The use of NBTI to improve cell survival following media replacement may have other applications. Most in vitro transfection protocols require media replacement with a serum-free or low-serum medium during the transfection and return to serum-containing medium during the post-transfection incubation period. In a recent study, Toy et al.  reported that survival of cultured chick retinal cells in the post-transfection period was much better if the cells were refed with the original, conditioned medium rather than with fresh medium. The enhanced cell survival afforded by NBTI in cells refed with fresh medium [29; present results], suggests that the adenosine transport inhibitor may be a useful addition to transfection protocols.

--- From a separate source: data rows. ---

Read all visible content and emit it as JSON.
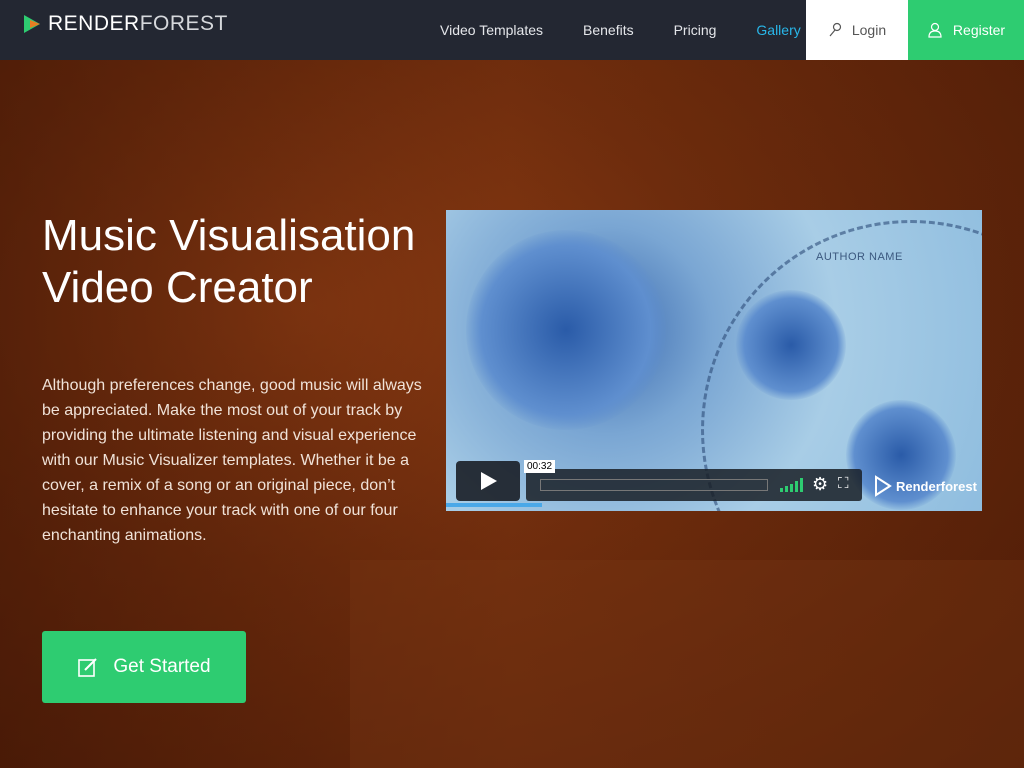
{
  "header": {
    "logo": {
      "bold": "RENDER",
      "light": "FOREST"
    },
    "nav": [
      {
        "label": "Video Templates"
      },
      {
        "label": "Benefits"
      },
      {
        "label": "Pricing"
      },
      {
        "label": "Gallery",
        "active": true
      }
    ],
    "login": "Login",
    "register": "Register"
  },
  "hero": {
    "title_line1": "Music Visualisation",
    "title_line2": "Video Creator",
    "description": "Although preferences change, good music will always be appreciated. Make the most out of your track by providing the ultimate listening and visual experience with our Music Visualizer templates. Whether it be a cover, a remix of a song or an original piece, don’t hesitate to enhance your track with one of our four enchanting animations.",
    "cta": "Get Started"
  },
  "video": {
    "overlay_text": "AUTHOR NAME",
    "tooltip_time": "00:32",
    "brand": "Renderforest",
    "progress_percent": 18,
    "volume_level": 5
  },
  "colors": {
    "accent": "#2ecc71",
    "active_nav": "#29b6e8",
    "header_bg": "#232732"
  }
}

In conclusion, the current study establishes conditions for expression of diurnal rhythms of AANAT activity in cultured retinal cells. This culture preparation will be useful in elucidating the photic control mechanisms involved in regulation of melatonin biosynthesis in photoreceptor cells.
The authors wish to thank James H. Wessel III and Brenda Bondesen for assistance with this study. This research was supported by NIH grant R01-EY04864.